Q. 私は会社を経営しておりますが、役員報酬はいくらにしておくのが妥当でしょうか。また、その際の税務上の注意点もあわせてお教えください。

A. 会社毎に事情が異なるので、役員報酬の額をいくらにすれば良いかは一概には言えませんが、「世間相場」「会社業績」「資金繰り」を参考に決定するのが一般的です。また、役員報酬の変更可能時期は法人税法上規定されていますので注意が必要です。

解説

国税庁が作成している「民間給与実態統計調査」を参考にしますと、企業規模別及び給与階級別の総括表(役員)その他平均給与では、役員報酬は6百万円/人~12百万円/人の間に納まっており、この範囲内で役員報酬を決めている会社が多いように思われます。

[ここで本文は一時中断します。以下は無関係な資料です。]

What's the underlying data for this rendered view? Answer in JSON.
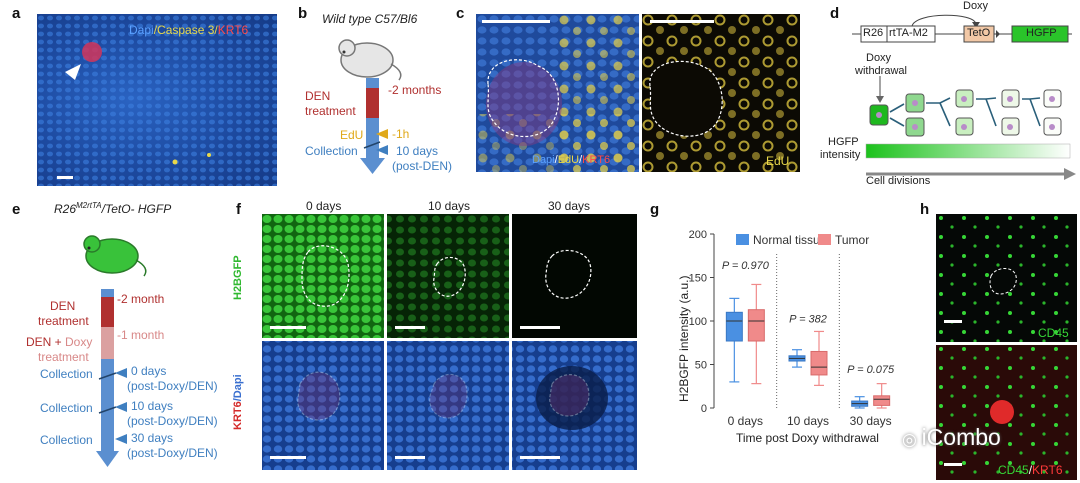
{
  "panel_letters": {
    "a": "a",
    "b": "b",
    "c": "c",
    "d": "d",
    "e": "e",
    "f": "f",
    "g": "g",
    "h": "h"
  },
  "a": {
    "stain": [
      "Dapi",
      "/",
      "Caspase 3",
      "/",
      "KRT6"
    ]
  },
  "b": {
    "strain": "Wild type C57/Bl6",
    "den": "DEN",
    "treatment": "treatment",
    "minus2": "-2 months",
    "edu": "EdU",
    "minus1h": "-1h",
    "collection": "Collection",
    "days10": "10 days",
    "postden": "(post-DEN)"
  },
  "c": {
    "stain": [
      "Dapi",
      "/",
      "EdU",
      "/",
      "KRT6"
    ],
    "edu": "EdU"
  },
  "d": {
    "r26": "R26",
    "rtta": "rtTA-M2",
    "doxy": "Doxy",
    "teto": "TetO",
    "hgfp": "HGFP",
    "withdrawal1": "Doxy",
    "withdrawal2": "withdrawal",
    "intensity1": "HGFP",
    "intensity2": "intensity",
    "divisions": "Cell divisions"
  },
  "e": {
    "title_pre": "R26",
    "title_sup": "M2rtTA",
    "title_post": "/TetO- HGFP",
    "den": "DEN",
    "treatment": "treatment",
    "minus2": "-2 month",
    "dendoxy_a": "DEN + ",
    "dendoxy_b": "Doxy",
    "treatment2": "treatment",
    "minus1": "-1 month",
    "collection": "Collection",
    "c0": "0 days",
    "c10": "10 days",
    "c30": "30 days",
    "post": "(post-Doxy/DEN)"
  },
  "f": {
    "cols": [
      "0 days",
      "10 days",
      "30 days"
    ],
    "row1": "H2BGFP",
    "row2a": "KRT6",
    "row2b": "/Dapi"
  },
  "h": {
    "top": "CD45",
    "bot_a": "CD45",
    "bot_b": "/",
    "bot_c": "KRT6"
  },
  "watermark": "iCombo",
  "colors": {
    "dapi": "#2f6bd6",
    "krt6": "#e0303a",
    "edu": "#e8d84a",
    "gfp": "#31c43a",
    "normal": "#4a90e2",
    "tumor": "#f08a8a",
    "den_bar": "#b0302f"
  },
  "chart_data": {
    "type": "box",
    "ylabel": "H2BGFP intensity (a.u.)",
    "xlabel": "Time post Doxy withdrawal",
    "ylim": [
      0,
      200
    ],
    "yticks": [
      0,
      50,
      100,
      150,
      200
    ],
    "categories": [
      "0 days",
      "10 days",
      "30 days"
    ],
    "pvalues": [
      "P = 0.970",
      "P = 382",
      "P = 0.075"
    ],
    "series": [
      {
        "name": "Normal tissue",
        "color": "#4a90e2",
        "boxes": [
          {
            "min": 30,
            "q1": 77,
            "median": 100,
            "q3": 110,
            "max": 126
          },
          {
            "min": 47,
            "q1": 54,
            "median": 57,
            "q3": 60,
            "max": 67
          },
          {
            "min": 0,
            "q1": 2,
            "median": 5,
            "q3": 8,
            "max": 13
          }
        ]
      },
      {
        "name": "Tumor",
        "color": "#f08a8a",
        "boxes": [
          {
            "min": 28,
            "q1": 77,
            "median": 100,
            "q3": 113,
            "max": 142
          },
          {
            "min": 26,
            "q1": 38,
            "median": 47,
            "q3": 65,
            "max": 88
          },
          {
            "min": 0,
            "q1": 3,
            "median": 10,
            "q3": 14,
            "max": 28
          }
        ]
      }
    ],
    "legend": "top"
  }
}
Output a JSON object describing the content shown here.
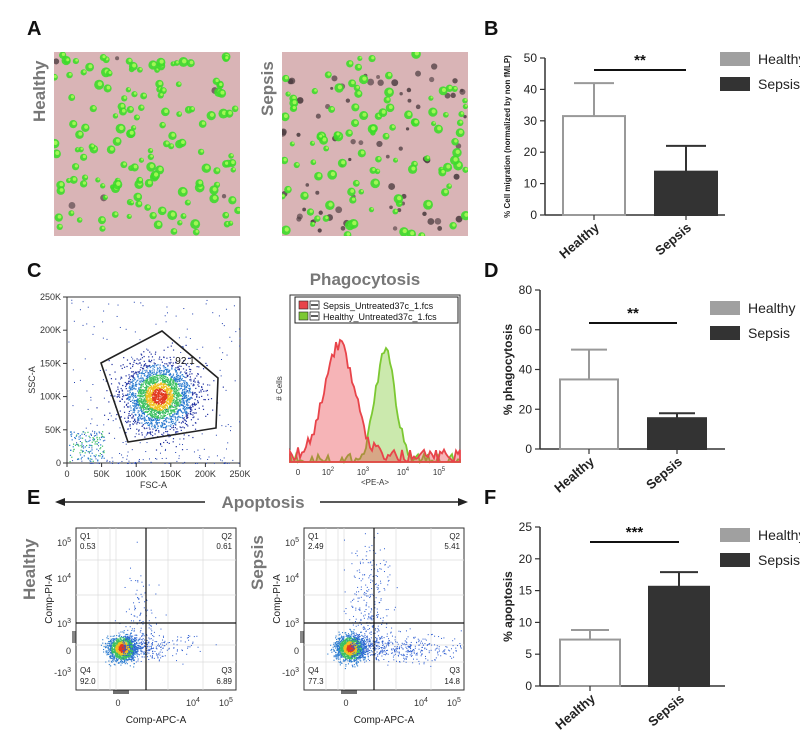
{
  "panels": {
    "A": {
      "letter": "A",
      "images": [
        {
          "label": "Healthy",
          "cells": "green"
        },
        {
          "label": "Sepsis",
          "cells": "mixed"
        }
      ]
    },
    "C": {
      "letter": "C",
      "histogram_title": "Phagocytosis"
    },
    "E": {
      "letter": "E",
      "title": "Apoptosis"
    }
  },
  "flow": {
    "scatter": {
      "xlabel": "FSC-A",
      "ylabel": "SSC-A",
      "xticks": [
        "0",
        "50K",
        "100K",
        "150K",
        "200K",
        "250K"
      ],
      "yticks": [
        "0",
        "50K",
        "100K",
        "150K",
        "200K",
        "250K"
      ],
      "gate_value": "92.1"
    },
    "histogram": {
      "xlabel": "<PE-A>",
      "ylabel": "# Cells",
      "legend": [
        "Sepsis_Untreated37c_1.fcs",
        "Healthy_Untreated37c_1.fcs"
      ],
      "colors": {
        "sepsis": "#e8444a",
        "healthy": "#7cc832"
      },
      "xticks": [
        {
          "base": "0"
        },
        {
          "base": "10",
          "exp": "2"
        },
        {
          "base": "10",
          "exp": "3"
        },
        {
          "base": "10",
          "exp": "4"
        },
        {
          "base": "10",
          "exp": "5"
        }
      ]
    },
    "apoptosis": [
      {
        "label": "Healthy",
        "quadrants": {
          "Q1": "0.53",
          "Q2": "0.61",
          "Q3": "6.89",
          "Q4": "92.0"
        }
      },
      {
        "label": "Sepsis",
        "quadrants": {
          "Q1": "2.49",
          "Q2": "5.41",
          "Q3": "14.8",
          "Q4": "77.3"
        }
      }
    ],
    "apoptosis_axes": {
      "xlabel": "Comp-APC-A",
      "ylabel": "Comp-PI-A",
      "quad_names": [
        "Q1",
        "Q2",
        "Q3",
        "Q4"
      ],
      "yticks": [
        {
          "base": "10",
          "exp": "5"
        },
        {
          "base": "10",
          "exp": "4"
        },
        {
          "base": "10",
          "exp": "3"
        },
        {
          "base": "0"
        },
        {
          "base": "-10",
          "exp": "3"
        }
      ],
      "xticks": [
        {
          "base": "0"
        },
        {
          "base": "10",
          "exp": "4"
        },
        {
          "base": "10",
          "exp": "5"
        }
      ]
    }
  },
  "chart_data": [
    {
      "panel": "B",
      "type": "bar",
      "categories": [
        "Healthy",
        "Sepsis"
      ],
      "values": [
        31.5,
        13.8
      ],
      "errors": [
        10.5,
        8.2
      ],
      "ylabel": "% Cell migration (normalized by non fMLP)",
      "ylim": [
        0,
        50
      ],
      "yticks": [
        0,
        10,
        20,
        30,
        40,
        50
      ],
      "significance": "**",
      "legend": [
        "Healthy",
        "Sepsis"
      ],
      "colors": [
        "#ffffff",
        "#333333"
      ],
      "edge_colors": [
        "#999999",
        "#333333"
      ],
      "legend_colors": [
        "#a0a0a0",
        "#333333"
      ]
    },
    {
      "panel": "D",
      "type": "bar",
      "categories": [
        "Healthy",
        "Sepsis"
      ],
      "values": [
        35,
        15.5
      ],
      "errors": [
        15,
        2.5
      ],
      "ylabel": "% phagocytosis",
      "ylim": [
        0,
        80
      ],
      "yticks": [
        0,
        20,
        40,
        60,
        80
      ],
      "significance": "**",
      "legend": [
        "Healthy",
        "Sepsis"
      ],
      "colors": [
        "#ffffff",
        "#333333"
      ],
      "edge_colors": [
        "#999999",
        "#333333"
      ],
      "legend_colors": [
        "#a0a0a0",
        "#333333"
      ]
    },
    {
      "panel": "F",
      "type": "bar",
      "categories": [
        "Healthy",
        "Sepsis"
      ],
      "values": [
        7.3,
        15.6
      ],
      "errors": [
        1.5,
        2.3
      ],
      "ylabel": "% apoptosis",
      "ylim": [
        0,
        25
      ],
      "yticks": [
        0,
        5,
        10,
        15,
        20,
        25
      ],
      "significance": "***",
      "legend": [
        "Healthy",
        "Sepsis"
      ],
      "colors": [
        "#ffffff",
        "#333333"
      ],
      "edge_colors": [
        "#999999",
        "#333333"
      ],
      "legend_colors": [
        "#a0a0a0",
        "#333333"
      ]
    }
  ]
}
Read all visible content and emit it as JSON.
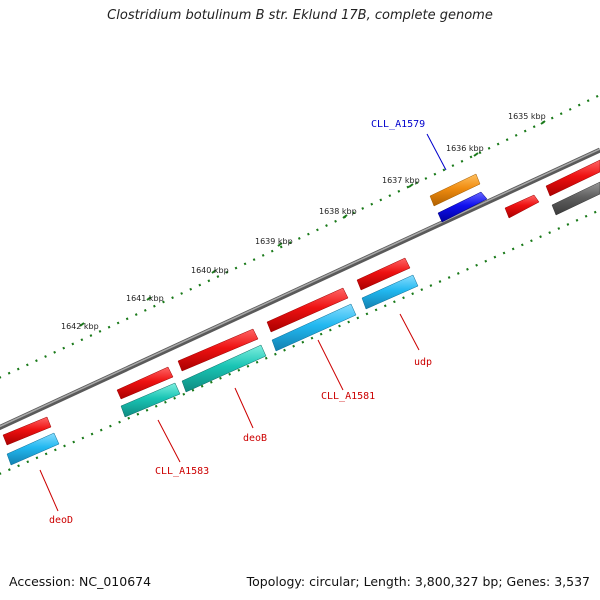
{
  "title": "Clostridium botulinum B str. Eklund 17B, complete genome",
  "footer": {
    "accession": "Accession: NC_010674",
    "topology": "Topology: circular; Length: 3,800,327 bp; Genes: 3,537"
  },
  "ticks": [
    {
      "label": "1635 kbp"
    },
    {
      "label": "1636 kbp"
    },
    {
      "label": "1637 kbp"
    },
    {
      "label": "1638 kbp"
    },
    {
      "label": "1639 kbp"
    },
    {
      "label": "1640 kbp"
    },
    {
      "label": "1641 kbp"
    },
    {
      "label": "1642 kbp"
    }
  ],
  "gene_labels": [
    {
      "text": "CLL_A1579",
      "color": "#0000cc"
    },
    {
      "text": "udp",
      "color": "#cc0000"
    },
    {
      "text": "CLL_A1581",
      "color": "#cc0000"
    },
    {
      "text": "deoB",
      "color": "#cc0000"
    },
    {
      "text": "CLL_A1583",
      "color": "#cc0000"
    },
    {
      "text": "deoD",
      "color": "#cc0000"
    }
  ],
  "colors": {
    "backbone": "#7a7a7a",
    "gene_red": "#ee1111",
    "gene_cyan_blue": "#22b8f0",
    "gene_teal": "#19c4b4",
    "gene_orange": "#f08c10",
    "gene_blue": "#1010ee",
    "gene_gray": "#606060",
    "tick_dots": "#1a7a1a"
  }
}
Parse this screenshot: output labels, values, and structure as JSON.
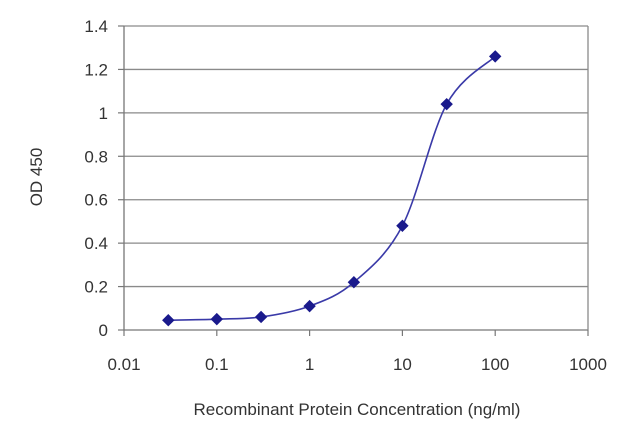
{
  "chart_data": {
    "type": "line",
    "title": "",
    "xlabel": "Recombinant Protein Concentration (ng/ml)",
    "ylabel": "OD 450",
    "x_scale": "log",
    "xlim": [
      0.01,
      1000
    ],
    "ylim": [
      0,
      1.4
    ],
    "x_ticks": [
      0.01,
      0.1,
      1,
      10,
      100,
      1000
    ],
    "x_tick_labels": [
      "0.01",
      "0.1",
      "1",
      "10",
      "100",
      "1000"
    ],
    "y_ticks": [
      0,
      0.2,
      0.4,
      0.6,
      0.8,
      1,
      1.2,
      1.4
    ],
    "y_tick_labels": [
      "0",
      "0.2",
      "0.4",
      "0.6",
      "0.8",
      "1",
      "1.2",
      "1.4"
    ],
    "grid": "horizontal",
    "legend": "none",
    "series": [
      {
        "x": [
          0.03,
          0.1,
          0.3,
          1,
          3,
          10,
          30,
          100
        ],
        "y": [
          0.045,
          0.05,
          0.06,
          0.11,
          0.22,
          0.48,
          1.04,
          1.26
        ],
        "marker": "diamond",
        "color": "#1a1a8c"
      }
    ]
  }
}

中小企業庁作成の「令和4年中小企業実態基本調査速報」では、平均売上高180,098千円、平均経常利益8,707千円となっており、経常利益率は4.8%となっておりますので、この数値を参考に経常利益率から役員報酬を逆算していくことで決定するのも良いと思われます。

 借入金の返済原資は大まかに税引き後の最終利益と減価償却費を足したものになります。そのため、借入金の返済がある場合には、利益がマイナス(損失がでるような)の業績であれば金融機関への返済額が不足する可能性があるため、貸借対照表の現預金の額等と相談しながら役員報酬の適正額を決定した方が良いでしょう。

以上、例をあげてみましたが、会社によっては上記以外の要素も検討する必要がありますので慎重に決定をしてください。

役員報酬の変更における注意点

役員報酬の変更は、変更可能な時期が法人税法上規定されております。法人が役員に対して支給する給与の額のうち、一般に役員報酬といわれて損金の額に算入されるものが定期同額給与であり、(役員報酬の中には、事前確定届出給与または一定の業績連動給与もありますが今回は触れません)次に掲げる給与をいいます。

①その支給時期が1か月以下の一定の期間ごとである給与で、その事業年度の各支給時期における支給額が同額であるもの。

②定期給与で、通常改定がされた場合において、その事業年度開始の日または給与改定前の最後の支給時期の翌日から給与改定後の最初の支給時期の前日またはその事業年度終了の日までの間の各支給時期における支給額が同額であるもの。

通常、役員報酬の改定については、その事業年度開始の日の属する会計期間開始の日から3ヶ月を経過する日までにされた改定でなければならないこととなっております。

その他にも役員報酬の支給には法人税法上の細かな制約等がありますので、役員報酬を変更する場合は、税理士と相談の上で変更するようにしてください。